[Lourdes]

Hello
I need a little help with this redox equation:
Divalent manganese and hypobromite react in basic solution to form potassium permanganate and bromide.
Mn2 + + BrO- → KMnO4 + Br-
I have balanced with OH and H2O after determining what is being oxidized / reduced.
Ox .: Mn2 + + 8 OH → MnO4 + 4 H2O + 6e-
Red .: BrO- + H2O + 2e- → Br- + 2OH-
I then multiplied the second equation by 3, cancelling out the electrons, and finally writing everything down.
Mn2 + + 8 OH + 3 BrO + 3 H2O → MnO4 + 4 H2O + 3 Br + 6 OH-
Now the question is now: If 27 g of potassium hypobromite react with manganese sulphate, how much g of potassium permanganate is produced?
I find this very funny, because nowhere in my equation is there potassium hypobromite or manganese sulfate, how will I calculate this?
Thanks for your help.

[Hunter2]

Your balance of the equation is not correct. You have to use all charges.
And for the Ions you can write the salts.

[Lourdes]

Sorry, I am a newbie, this is my first time doing redox. Can you help me out here, what you are saying is not so clear to me. 

[Borek]

Balancing redox equation is not only about about balancing atoms (which reflects mass conservation) but also about balancing charge (which is about charge conservation). That means both the total charge nor the number of atoms change during reaction (or half reaction).

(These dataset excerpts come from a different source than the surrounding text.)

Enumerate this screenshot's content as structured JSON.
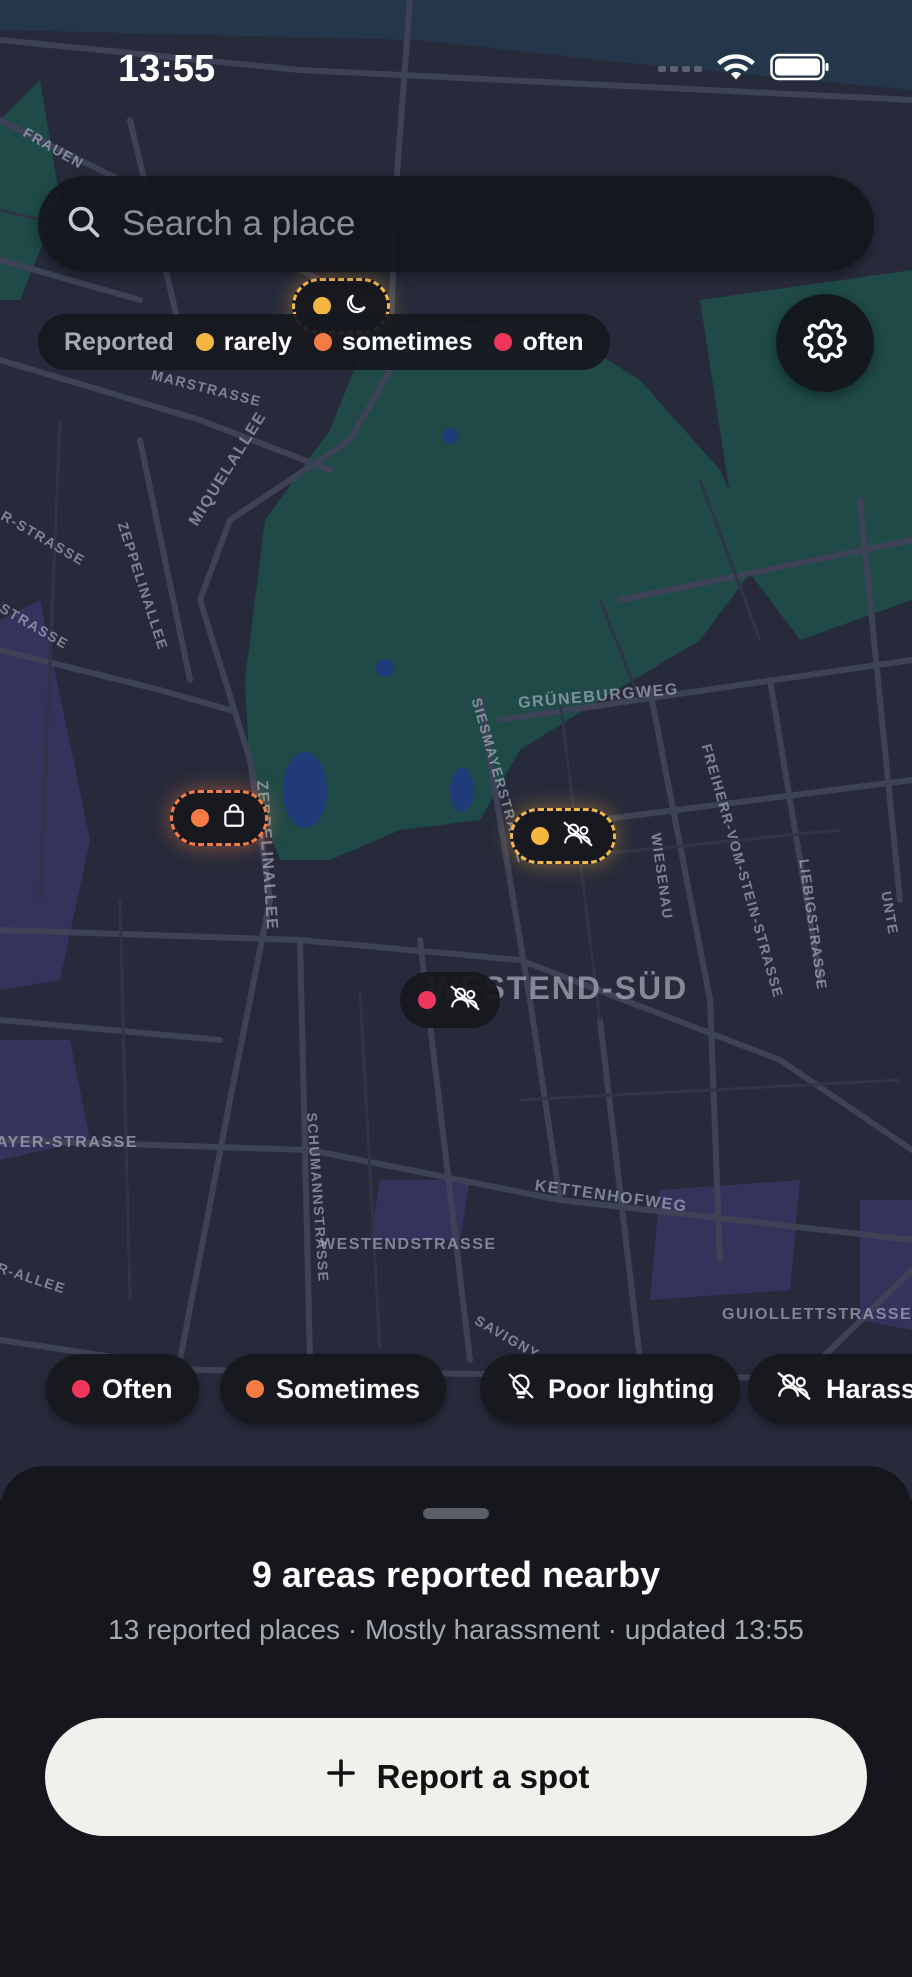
{
  "status_bar": {
    "time": "13:55"
  },
  "search": {
    "placeholder": "Search a place"
  },
  "legend": {
    "label": "Reported",
    "items": [
      {
        "label": "rarely",
        "color": "#f4b63f"
      },
      {
        "label": "sometimes",
        "color": "#f47c44"
      },
      {
        "label": "often",
        "color": "#f0365c"
      }
    ]
  },
  "map": {
    "streets": [
      "Miquelallee",
      "Zeppelinallee",
      "Zeppelinallee",
      "Grüneburgweg",
      "Siesmayerstraße",
      "Wiesenau",
      "Freiherr-vom-Stein-Straße",
      "Liebigstraße",
      "Schumannstraße",
      "Westendstraße",
      "Kettenhofweg",
      "Guiollettstraße",
      "Savigny",
      "Marstraße",
      "Frauen",
      "R-Straße",
      "Straße",
      "Ayer-Straße",
      "R-Allee",
      "Unte"
    ],
    "district": "WESTEND-SÜD"
  },
  "markers": [
    {
      "level": "rarely",
      "color": "#f4b63f",
      "icon": "moon-icon"
    },
    {
      "level": "sometimes",
      "color": "#f47c44",
      "icon": "shopping-bag-icon"
    },
    {
      "level": "rarely",
      "color": "#f4b63f",
      "icon": "harassment-icon"
    },
    {
      "level": "often",
      "color": "#f0365c",
      "icon": "harassment-icon"
    }
  ],
  "filters": [
    {
      "label": "Often",
      "color": "#f0365c"
    },
    {
      "label": "Sometimes",
      "color": "#f47c44"
    },
    {
      "label": "Poor lighting",
      "icon": "lightbulb-off-icon"
    },
    {
      "label": "Harass",
      "icon": "harassment-icon"
    }
  ],
  "sheet": {
    "title": "9 areas reported nearby",
    "subtitle": "13 reported places · Mostly harassment · updated 13:55",
    "report_button": "Report a spot"
  }
}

Write your half reactions (using our formatting tools above the edit field) so that they are complete, with all involved charges.

Are the charges balanced?

Now the question is now: If 27 g of potassium hypobromite react with manganese sulphate, how much g of potassium permanganate is produced?
I find this very funny, because nowhere in my equation is there potassium hypobromite or manganese sulfate, how will I calculate this?

Where does the BrO^- come from? Where does the Mn²⁺ come from?

[Lourdes]

I am sorry but I have no idea what you guys are talking about. 
I thought all my charges were balanced when I added the electrons. Thanks anyway for your replies!

[Hunter2]

No.

You wrote   Mn2 + + 8 OH → MnO4 + 4 H2O + 6e-

Neither the OH nor the MnO4 have charges.

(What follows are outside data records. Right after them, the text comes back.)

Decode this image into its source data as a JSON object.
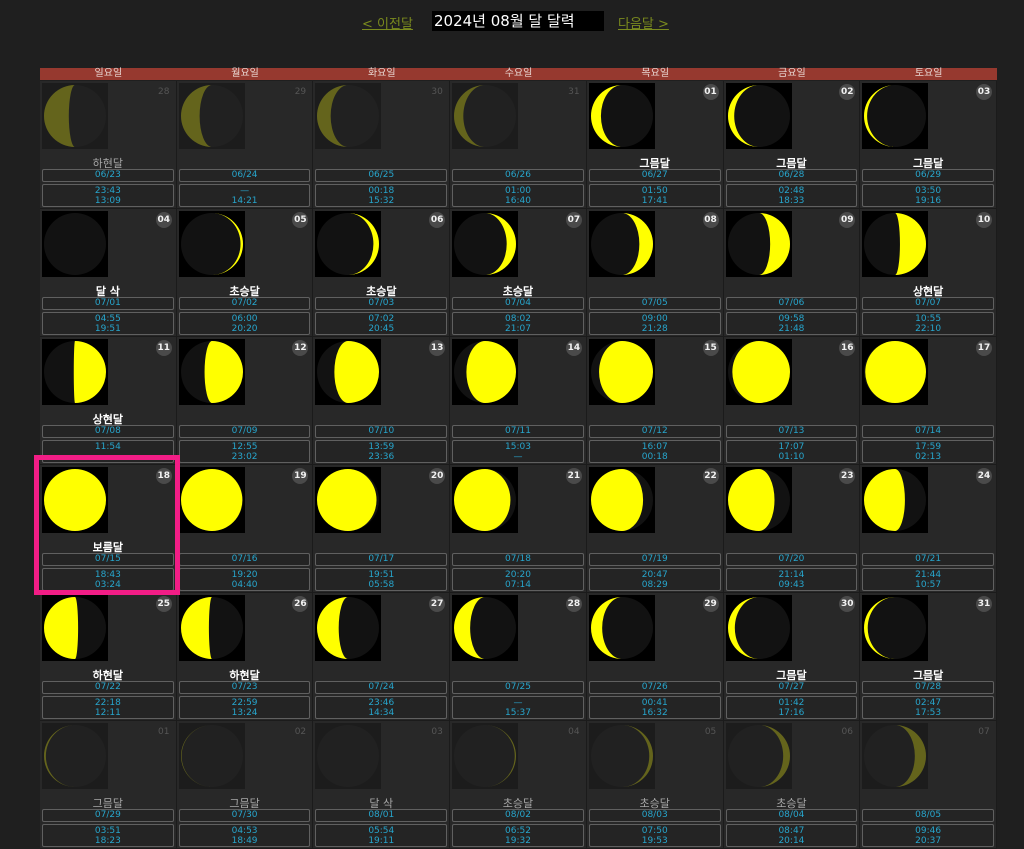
{
  "nav": {
    "prev_label": "< 이전달",
    "title": "2024년 08월 달 달력",
    "next_label": "다음달 >"
  },
  "weekdays": [
    "일요일",
    "월요일",
    "화요일",
    "수요일",
    "목요일",
    "금요일",
    "토요일"
  ],
  "colors": {
    "moon": "#ffff00",
    "header": "#96392f",
    "time_text": "#27a5cc",
    "highlight": "#f21d86"
  },
  "icon": "moon-phase-icon",
  "days": [
    {
      "day": "28",
      "phase": "하현달",
      "lunar": "06/23",
      "rise": "23:43",
      "set": "13:09",
      "lit": 0.4,
      "right": false,
      "faded": true
    },
    {
      "day": "29",
      "phase": "",
      "lunar": "06/24",
      "rise": "—",
      "set": "14:21",
      "lit": 0.3,
      "right": false,
      "faded": true
    },
    {
      "day": "30",
      "phase": "",
      "lunar": "06/25",
      "rise": "00:18",
      "set": "15:32",
      "lit": 0.22,
      "right": false,
      "faded": true
    },
    {
      "day": "31",
      "phase": "",
      "lunar": "06/26",
      "rise": "01:00",
      "set": "16:40",
      "lit": 0.15,
      "right": false,
      "faded": true
    },
    {
      "day": "01",
      "phase": "그믐달",
      "lunar": "06/27",
      "rise": "01:50",
      "set": "17:41",
      "lit": 0.16,
      "right": false,
      "faded": false
    },
    {
      "day": "02",
      "phase": "그믐달",
      "lunar": "06/28",
      "rise": "02:48",
      "set": "18:33",
      "lit": 0.1,
      "right": false,
      "faded": false
    },
    {
      "day": "03",
      "phase": "그믐달",
      "lunar": "06/29",
      "rise": "03:50",
      "set": "19:16",
      "lit": 0.05,
      "right": false,
      "faded": false
    },
    {
      "day": "04",
      "phase": "달 삭",
      "lunar": "07/01",
      "rise": "04:55",
      "set": "19:51",
      "lit": 0.0,
      "right": true,
      "faded": false
    },
    {
      "day": "05",
      "phase": "초승달",
      "lunar": "07/02",
      "rise": "06:00",
      "set": "20:20",
      "lit": 0.04,
      "right": true,
      "faded": false
    },
    {
      "day": "06",
      "phase": "초승달",
      "lunar": "07/03",
      "rise": "07:02",
      "set": "20:45",
      "lit": 0.09,
      "right": true,
      "faded": false
    },
    {
      "day": "07",
      "phase": "초승달",
      "lunar": "07/04",
      "rise": "08:02",
      "set": "21:07",
      "lit": 0.15,
      "right": true,
      "faded": false
    },
    {
      "day": "08",
      "phase": "",
      "lunar": "07/05",
      "rise": "09:00",
      "set": "21:28",
      "lit": 0.22,
      "right": true,
      "faded": false
    },
    {
      "day": "09",
      "phase": "",
      "lunar": "07/06",
      "rise": "09:58",
      "set": "21:48",
      "lit": 0.32,
      "right": true,
      "faded": false
    },
    {
      "day": "10",
      "phase": "상현달",
      "lunar": "07/07",
      "rise": "10:55",
      "set": "22:10",
      "lit": 0.42,
      "right": true,
      "faded": false
    },
    {
      "day": "11",
      "phase": "상현달",
      "lunar": "07/08",
      "rise": "11:54",
      "set": "",
      "lit": 0.52,
      "right": true,
      "faded": false
    },
    {
      "day": "12",
      "phase": "",
      "lunar": "07/09",
      "rise": "12:55",
      "set": "23:02",
      "lit": 0.62,
      "right": true,
      "faded": false
    },
    {
      "day": "13",
      "phase": "",
      "lunar": "07/10",
      "rise": "13:59",
      "set": "23:36",
      "lit": 0.72,
      "right": true,
      "faded": false
    },
    {
      "day": "14",
      "phase": "",
      "lunar": "07/11",
      "rise": "15:03",
      "set": "—",
      "lit": 0.8,
      "right": true,
      "faded": false
    },
    {
      "day": "15",
      "phase": "",
      "lunar": "07/12",
      "rise": "16:07",
      "set": "00:18",
      "lit": 0.87,
      "right": true,
      "faded": false
    },
    {
      "day": "16",
      "phase": "",
      "lunar": "07/13",
      "rise": "17:07",
      "set": "01:10",
      "lit": 0.93,
      "right": true,
      "faded": false
    },
    {
      "day": "17",
      "phase": "",
      "lunar": "07/14",
      "rise": "17:59",
      "set": "02:13",
      "lit": 0.98,
      "right": true,
      "faded": false
    },
    {
      "day": "18",
      "phase": "보름달",
      "lunar": "07/15",
      "rise": "18:43",
      "set": "03:24",
      "lit": 1.0,
      "right": true,
      "faded": false
    },
    {
      "day": "19",
      "phase": "",
      "lunar": "07/16",
      "rise": "19:20",
      "set": "04:40",
      "lit": 0.99,
      "right": false,
      "faded": false
    },
    {
      "day": "20",
      "phase": "",
      "lunar": "07/17",
      "rise": "19:51",
      "set": "05:58",
      "lit": 0.96,
      "right": false,
      "faded": false
    },
    {
      "day": "21",
      "phase": "",
      "lunar": "07/18",
      "rise": "20:20",
      "set": "07:14",
      "lit": 0.91,
      "right": false,
      "faded": false
    },
    {
      "day": "22",
      "phase": "",
      "lunar": "07/19",
      "rise": "20:47",
      "set": "08:29",
      "lit": 0.84,
      "right": false,
      "faded": false
    },
    {
      "day": "23",
      "phase": "",
      "lunar": "07/20",
      "rise": "21:14",
      "set": "09:43",
      "lit": 0.75,
      "right": false,
      "faded": false
    },
    {
      "day": "24",
      "phase": "",
      "lunar": "07/21",
      "rise": "21:44",
      "set": "10:57",
      "lit": 0.66,
      "right": false,
      "faded": false
    },
    {
      "day": "25",
      "phase": "하현달",
      "lunar": "07/22",
      "rise": "22:18",
      "set": "12:11",
      "lit": 0.55,
      "right": false,
      "faded": false
    },
    {
      "day": "26",
      "phase": "하현달",
      "lunar": "07/23",
      "rise": "22:59",
      "set": "13:24",
      "lit": 0.45,
      "right": false,
      "faded": false
    },
    {
      "day": "27",
      "phase": "",
      "lunar": "07/24",
      "rise": "23:46",
      "set": "14:34",
      "lit": 0.35,
      "right": false,
      "faded": false
    },
    {
      "day": "28",
      "phase": "",
      "lunar": "07/25",
      "rise": "—",
      "set": "15:37",
      "lit": 0.26,
      "right": false,
      "faded": false
    },
    {
      "day": "29",
      "phase": "",
      "lunar": "07/26",
      "rise": "00:41",
      "set": "16:32",
      "lit": 0.18,
      "right": false,
      "faded": false
    },
    {
      "day": "30",
      "phase": "그믐달",
      "lunar": "07/27",
      "rise": "01:42",
      "set": "17:16",
      "lit": 0.11,
      "right": false,
      "faded": false
    },
    {
      "day": "31",
      "phase": "그믐달",
      "lunar": "07/28",
      "rise": "02:47",
      "set": "17:53",
      "lit": 0.06,
      "right": false,
      "faded": false
    },
    {
      "day": "01",
      "phase": "그믐달",
      "lunar": "07/29",
      "rise": "03:51",
      "set": "18:23",
      "lit": 0.03,
      "right": false,
      "faded": true
    },
    {
      "day": "02",
      "phase": "그믐달",
      "lunar": "07/30",
      "rise": "04:53",
      "set": "18:49",
      "lit": 0.01,
      "right": false,
      "faded": true
    },
    {
      "day": "03",
      "phase": "달 삭",
      "lunar": "08/01",
      "rise": "05:54",
      "set": "19:11",
      "lit": 0.0,
      "right": true,
      "faded": true
    },
    {
      "day": "04",
      "phase": "초승달",
      "lunar": "08/02",
      "rise": "06:52",
      "set": "19:32",
      "lit": 0.02,
      "right": true,
      "faded": true
    },
    {
      "day": "05",
      "phase": "초승달",
      "lunar": "08/03",
      "rise": "07:50",
      "set": "19:53",
      "lit": 0.06,
      "right": true,
      "faded": true
    },
    {
      "day": "06",
      "phase": "초승달",
      "lunar": "08/04",
      "rise": "08:47",
      "set": "20:14",
      "lit": 0.11,
      "right": true,
      "faded": true
    },
    {
      "day": "07",
      "phase": "",
      "lunar": "08/05",
      "rise": "09:46",
      "set": "20:37",
      "lit": 0.18,
      "right": true,
      "faded": true
    }
  ]
}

Correct is:  Mn²⁺  + 8 OH^- → MnO₄^- + 4 H₂O + 5 e^-

[Lourdes]

Oh, that is what you meant, I forgot the charge, sorry 
But other than that, shouldn't they be correct?

[Hunter2]

Yes and by forgotten it, you got a wrong equation. The reduction equation is ok. And BrO^- comes from KBrO and Mn²⁺ comes from MnSO₄.

[Lourdes]

OK, thank you very much. I am now going to try the second part of this redox, hope this works out!

[Lourdes]

OK. Here are my balanced half-reactions:

Ox.: Mn2+ + 8 OH- → MnO4- + 4 H2O + 5e-

Red.: BrO- + H2O + 2e- → Br- + 2 OH-

The first one I multiplied by 2, the other one by 5. Then I cancelled out the electrons and finally:

2 Mn2+ + 6 OH- + 5 BrO- → 2 MnO4- + 3 H2O + 5 Br-

I checked the atoms and the charges, they are the same on both sides.

So now it says, that if I have 27 g of KBrO how much KMnO4 is going to form?
What I understood from your replies was that I take the coefficients that I got from my redox  equation and use them here so that is what I did:

5 KBrO + 2 MnSO4 → 2 KMnO4

The bold ones are the ones that interest me now. So when I calculate how much KMnO4 is going to form by using up 27 g of KBrO I get about 12,64 g.

Is this the correct answer, did I even get it? Because otherwise I have no idea...
I hope someone can help me, thanks

[Hunter2]

The result is correct.

[Lourdes]

Thank you very much, you really helped me out today!